I sincerely hope you have not been celebrating Valentine’s Day this weekend. Valentine’s Day is tomorrow. Which means I should really be writing about pink Champagne today. Pink Champagne is one of those great things that has gotten a bum rap.

The only problem is that I’m really not much of an expert on this tinted variation of sparkling wine. And even if I did a little bit of research for you on some of the better and more widely available bottlings of the stuff, if you live outside of a major metropolitan area it would still be unlikely that you would be able to buy some in time for the holiday.

Perhaps you could find this, but it’s a pretty penny.

Instead, I’m actually going to ask you a wine question. Now don’t panic, because ultimately it’s not a question about wine, but rather one about etiquette. Let’s just say Mrs. Fussy and I aren’t quite on the same page, and I’m looking for a ruling. I will try to be as impartial in asking the question as possible.

Your help is greatly appreciated.

We like to drink wine when we eat. Wine is a natural match for food, which is one reason why I think it’s ridiculous that it is against the law for grocery stores to sell wine in New York State. One should be able to buy one’s wine where one buys one’s food. Could you imagine how backwards it would feel if you had to go to separate stores for milk and for cereal?

Anyhow, we were going to a fairly large potluck dinner—I’m planning to tell you a bit about what I made, but that will be later this week—and I thought it would be nice to have wine.  We had been to this semi-public gathering in the past and there were about 30 people, which included plenty of small children. This time it was significantly larger, with perhaps fifty or more people in attendance.  

At the dinner, there was the main table where all the food sat. Then there was the drink table that had the bottles of soda, juice and water. People ate their meals at one of a number of other dining tables around the room.

So we had two different ideas about what would be most proper.

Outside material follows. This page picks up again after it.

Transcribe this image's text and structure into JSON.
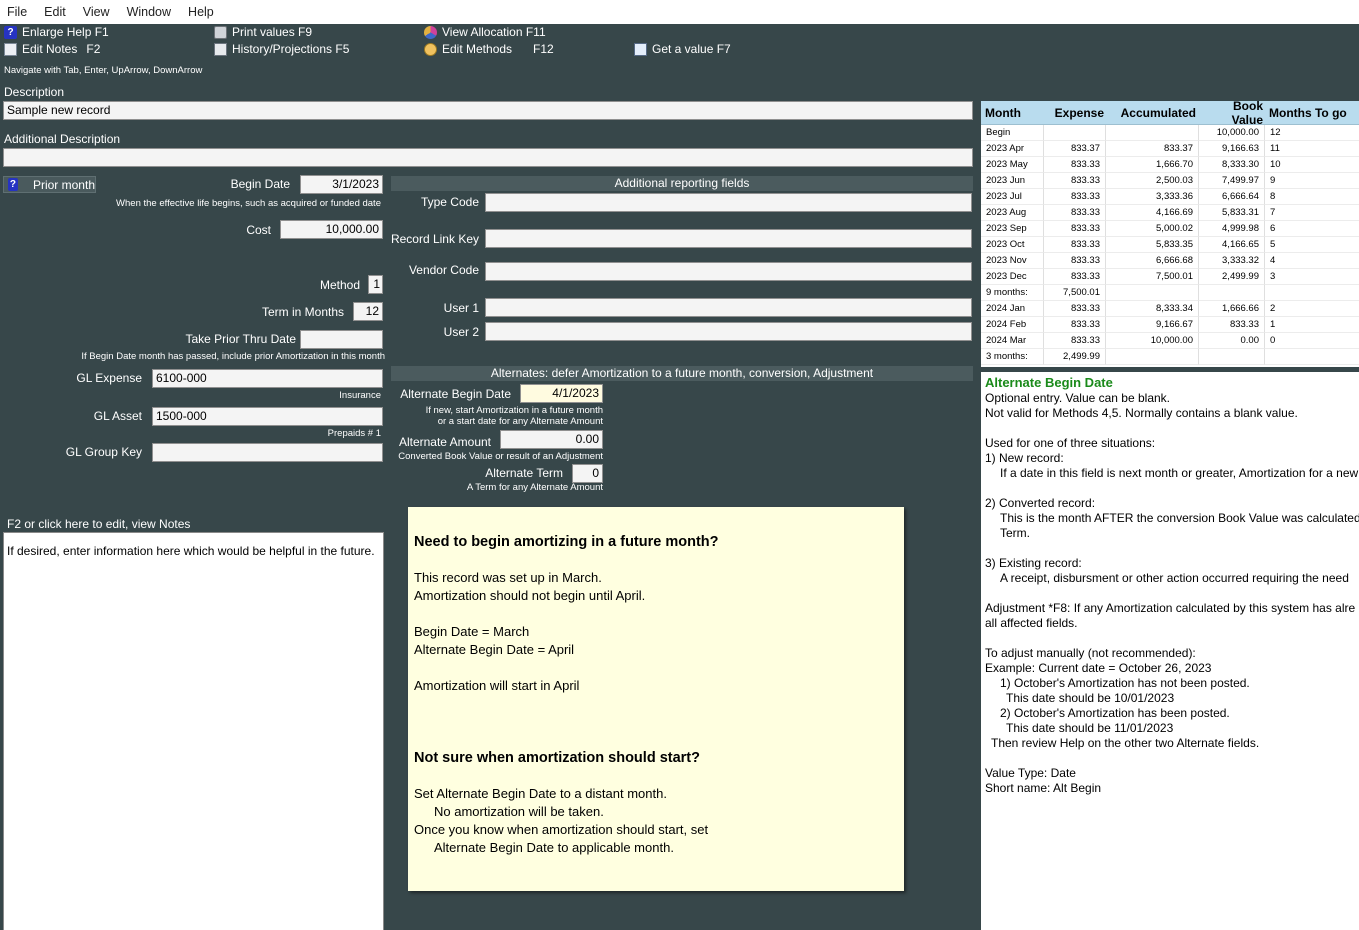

1)    Place the bottle of wine on the beverage table, help ourselves to a few ounces apiece and leave the remainder for whomever wanted to enjoy it.

2)    Open the bottle at our table, offer a glass to those who serendipitously happened to be sitting with us, pour a few ounces for ourselves, and bring the remainder to the beverage table.  

Possibly the problem was brining one bottle of wine to a large potluck in the first place. There are only about five full-sized glasses of wine in any standard bottle. That’s a significantly fewer servings than the food that I brought had. And it has not been part of the culture at this dinner for people to bring wine.

My thought is that perhaps this will change.

Sometimes cultural shifts have to do with people seeing how nice things can be when they are done differently. Although that may not have happened in this instance. Despite being open to all, there was still a good bit of wine left in the bottle at the end of the meal.

I’m assuming that it’s just because these weren’t wine drinkers, and not that anyone had a problem with a screw-top closure tempranillo. But if you are bringing wine to a picnic or a potluck, screw-top bottles are really the best. And a wine like tempranillo that is versatile and food friendly is generally a good bet.

So what would you have done?

8 Comments leave one →
  1. Mr. Sunshine permalink
    February 13, 2011 1:08 pm

    A few weeks ago I shared an over-$300 bottle of French pink champagne (no, I don’t have that kind of money); it was the most wonderful wine I’ve ever tasted, and I’m 65!

  2. February 13, 2011 1:51 pm

    i can’t wrap my head around a potluck that doesn’t involve copious amounts of vino.

  3. February 13, 2011 2:02 pm

    While I don’t think either idea is wrong (does pot luck etiquette exist-there’s a good one for Miss Manners), I probably would have gone with #1.

  4. February 13, 2011 2:09 pm

    I would say that the wine should play by the same rules as the other food. Open the bottle on the beverage table and serve yourself from that spot. But perhaps remark to your tablemates that you brought a delightful beverage and that you would be happy to get them a glass while it was still available.

    ( Full disclosure: we attended the potluck with the FussyFamily.)

  5. February 13, 2011 3:16 pm

    That’s a really tough question, and I suspect that any recommended solution will be offensive to some. The general rule re: “bringing wine to a party” in the Rambler house is that I am not allowed out the door unless I have enough wine for everyone who will be at dinner. Of course sometimes it never gets opened because the hosts had planned their own wine selections. In your predicament I might have left it at the community table, or given it to the host / hostess and let them decide what to do with it. I most definitely would not have put it at my personal table and drank it. That’s tacky. (I would have left it in the car and drank it out in the driveway.)

  6. February 13, 2011 4:23 pm

    I would probably say option 1, however I see nothing wrong with option 2.

  7. February 14, 2011 12:37 am

    Honor your host with your alcohol offering, let him do with it what he will. If there is no identifiable host, offer to all in your immediate presence and pour for them. Serve yourself last and make a worthy toast. So satisfied are the manner gods.

  8. KB @ Home-Baked Happiness permalink
    February 14, 2011 2:16 am

    I think that if I was going to an event where nobody else brings/drinks wine, and there are children running about who could potentially get into it, I wouldn’t bring any.